Gomes Julio Cartier M, Souza Leandro Carlos, Oliveira Leiva Casemiro
Universidade Federal Rural do Semi-Árido, Departament of Computer Science, Rua Francisco Mota Bairro, 572 - Pres. Costa e Silva, Mossoró - RN, Brazil.
Universidade Federal da Paraíba, Informatic Departament, Rua dos Escoteiros, s/n, Mangabeira, João Pessoa - PB, Brazil.
Biosens Bioelectron. 2021 Jan 15;172:112760. doi: 10.1016/j.bios.2020.112760. Epub 2020 Oct 22.
Surface plasmon resonance (SPR) based sensors allow the evaluation of aqueous and gaseous solutions from real-time measurements of molecular interactions. The reliability of the response generated by a SPR sensor must be guaranteed, especially in substance detection, diagnoses, and other routine applications since poorly handled samples, instrumentation noise features, or even molecular tampering manipulations can lead to wrong interpretations. This work investigates the use of different machine learning (ML) techniques to deal with these issues, and aim to improve and attest to the quality of the real-time SPR responses so-called sensorgrams. A new strategy to describe a SPR-sensorgram is shown. The results of the proposed ML-approach allow the creation of intelligent SPR sensors to give a safe, reliable, and auditable analysis of sensorgram responses. Our arrangement can be embedded in an Intelligence Module that can classify sensorgrams and identify the substances presents in it. Also made it possible to order and analyze interest areas of sensorgrams, standardizing data, and supporting eventual audit procedures. With those intelligence features, the new generation of SPR-intelligent biosensors is qualifying to perform automated testing. A properly protocol for Leishmaniasis diagnosis with SPR was used to verify this new feature.

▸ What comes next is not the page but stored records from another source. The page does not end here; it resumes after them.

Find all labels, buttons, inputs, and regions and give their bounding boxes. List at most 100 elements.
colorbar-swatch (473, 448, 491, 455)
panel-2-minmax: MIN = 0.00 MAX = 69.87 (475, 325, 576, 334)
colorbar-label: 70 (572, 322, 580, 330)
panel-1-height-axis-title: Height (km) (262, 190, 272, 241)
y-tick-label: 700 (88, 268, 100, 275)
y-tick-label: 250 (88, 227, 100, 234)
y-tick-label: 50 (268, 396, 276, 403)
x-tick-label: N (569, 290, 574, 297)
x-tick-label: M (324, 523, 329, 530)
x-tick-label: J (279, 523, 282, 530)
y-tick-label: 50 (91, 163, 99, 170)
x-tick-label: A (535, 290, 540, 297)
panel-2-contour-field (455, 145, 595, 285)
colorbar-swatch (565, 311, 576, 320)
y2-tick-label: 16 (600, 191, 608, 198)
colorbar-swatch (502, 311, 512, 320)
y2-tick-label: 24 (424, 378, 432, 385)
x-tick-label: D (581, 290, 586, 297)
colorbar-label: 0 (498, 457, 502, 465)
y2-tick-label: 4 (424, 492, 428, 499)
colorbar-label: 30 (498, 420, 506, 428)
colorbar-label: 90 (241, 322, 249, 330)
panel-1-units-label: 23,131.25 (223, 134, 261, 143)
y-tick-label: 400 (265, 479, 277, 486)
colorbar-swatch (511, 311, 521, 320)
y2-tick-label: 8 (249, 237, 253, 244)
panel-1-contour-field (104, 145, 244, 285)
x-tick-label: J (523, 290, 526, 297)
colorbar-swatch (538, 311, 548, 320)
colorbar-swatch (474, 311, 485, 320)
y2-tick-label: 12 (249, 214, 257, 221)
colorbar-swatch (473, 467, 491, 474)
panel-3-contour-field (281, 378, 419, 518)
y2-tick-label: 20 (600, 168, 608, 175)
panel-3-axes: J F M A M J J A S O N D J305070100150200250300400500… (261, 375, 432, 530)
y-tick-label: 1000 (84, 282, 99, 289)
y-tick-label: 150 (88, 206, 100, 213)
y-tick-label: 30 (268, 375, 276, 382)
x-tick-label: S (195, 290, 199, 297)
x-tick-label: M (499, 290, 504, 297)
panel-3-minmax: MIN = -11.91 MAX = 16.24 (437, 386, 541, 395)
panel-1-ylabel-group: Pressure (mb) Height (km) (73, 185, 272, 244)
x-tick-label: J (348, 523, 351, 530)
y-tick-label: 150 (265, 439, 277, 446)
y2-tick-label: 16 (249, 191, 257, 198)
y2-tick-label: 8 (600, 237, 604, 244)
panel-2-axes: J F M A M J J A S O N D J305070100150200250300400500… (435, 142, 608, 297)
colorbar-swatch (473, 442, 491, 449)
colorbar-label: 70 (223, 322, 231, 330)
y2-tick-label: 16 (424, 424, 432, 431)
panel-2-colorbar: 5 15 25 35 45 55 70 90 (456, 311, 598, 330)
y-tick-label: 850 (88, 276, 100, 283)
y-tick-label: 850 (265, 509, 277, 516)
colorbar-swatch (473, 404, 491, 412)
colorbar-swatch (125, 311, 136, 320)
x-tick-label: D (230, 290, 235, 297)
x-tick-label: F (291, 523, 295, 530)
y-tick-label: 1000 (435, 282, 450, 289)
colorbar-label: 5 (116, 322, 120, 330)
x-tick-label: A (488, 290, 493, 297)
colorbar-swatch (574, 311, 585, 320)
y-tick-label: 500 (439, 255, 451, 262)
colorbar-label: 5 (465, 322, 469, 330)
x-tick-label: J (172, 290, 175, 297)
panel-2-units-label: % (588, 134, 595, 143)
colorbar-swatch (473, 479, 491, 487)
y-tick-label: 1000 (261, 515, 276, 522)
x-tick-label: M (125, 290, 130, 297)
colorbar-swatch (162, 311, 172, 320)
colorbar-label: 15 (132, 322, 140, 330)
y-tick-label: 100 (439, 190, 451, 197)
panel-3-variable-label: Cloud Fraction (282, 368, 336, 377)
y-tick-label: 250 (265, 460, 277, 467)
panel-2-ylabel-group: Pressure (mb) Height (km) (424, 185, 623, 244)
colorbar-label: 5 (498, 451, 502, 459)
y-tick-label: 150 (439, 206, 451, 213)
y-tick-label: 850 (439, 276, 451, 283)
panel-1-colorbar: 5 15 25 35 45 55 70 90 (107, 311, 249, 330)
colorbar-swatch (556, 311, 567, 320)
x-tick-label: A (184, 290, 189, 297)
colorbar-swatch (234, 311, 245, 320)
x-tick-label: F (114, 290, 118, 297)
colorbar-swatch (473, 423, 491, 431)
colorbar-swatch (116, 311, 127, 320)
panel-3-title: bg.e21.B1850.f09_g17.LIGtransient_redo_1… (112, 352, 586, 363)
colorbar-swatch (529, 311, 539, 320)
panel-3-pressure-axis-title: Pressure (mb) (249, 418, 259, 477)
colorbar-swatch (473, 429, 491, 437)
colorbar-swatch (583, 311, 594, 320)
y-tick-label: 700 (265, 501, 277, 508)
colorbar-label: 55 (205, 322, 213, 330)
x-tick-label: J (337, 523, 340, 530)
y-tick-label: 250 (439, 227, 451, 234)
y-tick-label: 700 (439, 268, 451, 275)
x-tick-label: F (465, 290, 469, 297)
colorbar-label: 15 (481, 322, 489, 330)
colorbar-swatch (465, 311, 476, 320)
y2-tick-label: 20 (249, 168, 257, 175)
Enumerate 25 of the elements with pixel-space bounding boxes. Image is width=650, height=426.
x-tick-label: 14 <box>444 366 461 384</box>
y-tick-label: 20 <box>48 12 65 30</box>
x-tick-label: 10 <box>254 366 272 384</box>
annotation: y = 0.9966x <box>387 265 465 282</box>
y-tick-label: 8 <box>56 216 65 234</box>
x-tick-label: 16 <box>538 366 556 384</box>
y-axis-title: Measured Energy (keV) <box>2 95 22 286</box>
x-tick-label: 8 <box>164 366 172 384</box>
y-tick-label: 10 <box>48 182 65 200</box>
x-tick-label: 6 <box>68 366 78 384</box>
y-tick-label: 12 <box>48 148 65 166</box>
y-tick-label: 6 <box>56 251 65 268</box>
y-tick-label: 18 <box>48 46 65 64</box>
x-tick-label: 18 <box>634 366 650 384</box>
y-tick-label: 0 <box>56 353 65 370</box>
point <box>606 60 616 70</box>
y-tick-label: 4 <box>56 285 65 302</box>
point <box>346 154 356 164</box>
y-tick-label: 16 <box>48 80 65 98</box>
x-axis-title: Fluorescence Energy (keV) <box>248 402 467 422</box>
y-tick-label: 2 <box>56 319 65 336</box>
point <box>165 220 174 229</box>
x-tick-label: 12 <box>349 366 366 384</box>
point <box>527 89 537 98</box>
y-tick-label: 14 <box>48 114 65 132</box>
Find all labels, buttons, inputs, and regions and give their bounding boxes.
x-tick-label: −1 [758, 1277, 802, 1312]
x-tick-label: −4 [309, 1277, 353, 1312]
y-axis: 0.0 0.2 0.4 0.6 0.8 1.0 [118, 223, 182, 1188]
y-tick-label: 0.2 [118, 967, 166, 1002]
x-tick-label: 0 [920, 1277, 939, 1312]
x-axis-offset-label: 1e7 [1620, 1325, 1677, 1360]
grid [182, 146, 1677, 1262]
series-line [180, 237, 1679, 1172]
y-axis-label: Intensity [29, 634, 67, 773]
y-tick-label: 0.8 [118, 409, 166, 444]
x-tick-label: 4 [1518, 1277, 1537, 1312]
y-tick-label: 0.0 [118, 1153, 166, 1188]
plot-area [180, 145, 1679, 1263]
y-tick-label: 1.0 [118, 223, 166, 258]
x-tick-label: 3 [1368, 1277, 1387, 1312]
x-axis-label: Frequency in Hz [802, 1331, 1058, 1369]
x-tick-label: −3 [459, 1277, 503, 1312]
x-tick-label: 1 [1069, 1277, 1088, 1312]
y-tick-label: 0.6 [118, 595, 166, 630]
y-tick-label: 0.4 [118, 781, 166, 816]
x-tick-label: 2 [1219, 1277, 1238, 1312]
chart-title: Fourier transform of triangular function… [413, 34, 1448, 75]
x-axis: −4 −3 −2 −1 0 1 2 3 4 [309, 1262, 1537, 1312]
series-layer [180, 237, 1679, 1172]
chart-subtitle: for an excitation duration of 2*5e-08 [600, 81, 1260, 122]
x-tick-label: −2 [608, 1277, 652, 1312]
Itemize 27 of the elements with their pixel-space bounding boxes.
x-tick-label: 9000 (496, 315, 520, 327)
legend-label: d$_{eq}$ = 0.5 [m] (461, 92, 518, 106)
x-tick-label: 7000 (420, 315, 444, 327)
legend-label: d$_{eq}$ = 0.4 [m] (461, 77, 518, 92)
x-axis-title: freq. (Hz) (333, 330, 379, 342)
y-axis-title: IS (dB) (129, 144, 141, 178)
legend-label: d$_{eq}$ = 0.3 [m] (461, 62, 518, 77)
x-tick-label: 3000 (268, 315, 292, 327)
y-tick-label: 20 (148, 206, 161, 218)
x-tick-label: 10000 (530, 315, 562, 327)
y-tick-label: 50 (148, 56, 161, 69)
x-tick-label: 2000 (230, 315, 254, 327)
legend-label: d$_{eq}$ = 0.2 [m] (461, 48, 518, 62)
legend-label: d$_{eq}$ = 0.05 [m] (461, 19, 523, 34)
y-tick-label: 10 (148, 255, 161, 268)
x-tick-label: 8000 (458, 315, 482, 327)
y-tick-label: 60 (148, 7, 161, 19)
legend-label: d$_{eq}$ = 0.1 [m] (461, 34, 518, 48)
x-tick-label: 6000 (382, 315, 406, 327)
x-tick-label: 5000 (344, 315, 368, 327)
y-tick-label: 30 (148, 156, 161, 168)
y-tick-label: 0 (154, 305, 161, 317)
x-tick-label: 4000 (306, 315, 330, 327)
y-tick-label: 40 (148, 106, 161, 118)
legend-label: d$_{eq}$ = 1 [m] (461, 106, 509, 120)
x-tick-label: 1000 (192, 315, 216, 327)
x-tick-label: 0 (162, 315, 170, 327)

基于表面等离子体共振(SPR)的传感器能够通过对分子相互作用的实时测量来评估水溶液和气体溶液。必须保证SPR传感器产生的响应的可靠性,尤其是在物质检测、诊断及其他常规应用中,因为处理不当的样品、仪器噪声特征,甚至分子篡改操作都可能导致错误解读。这项工作研究了使用不同的机器学习(ML)技术来处理这些问题,旨在提高并证明实时SPR响应(即所谓的传感图)的质量。展示了一种描述SPR传感图的新策略。所提出的ML方法的结果使得能够创建智能SPR传感器,以对传感图响应进行安全、可靠且可审计的分析。我们的装置可以嵌入一个智能模块,该模块能够对传感图进行分类并识别其中存在的物质。还能够对传感图的感兴趣区域进行排序和分析,标准化数据,并支持最终的审计程序。具备这些智能特性后,新一代的SPR智能生物传感器有资格进行自动化检测。使用一种适用于用SPR诊断利什曼病的方案来验证这一新特性。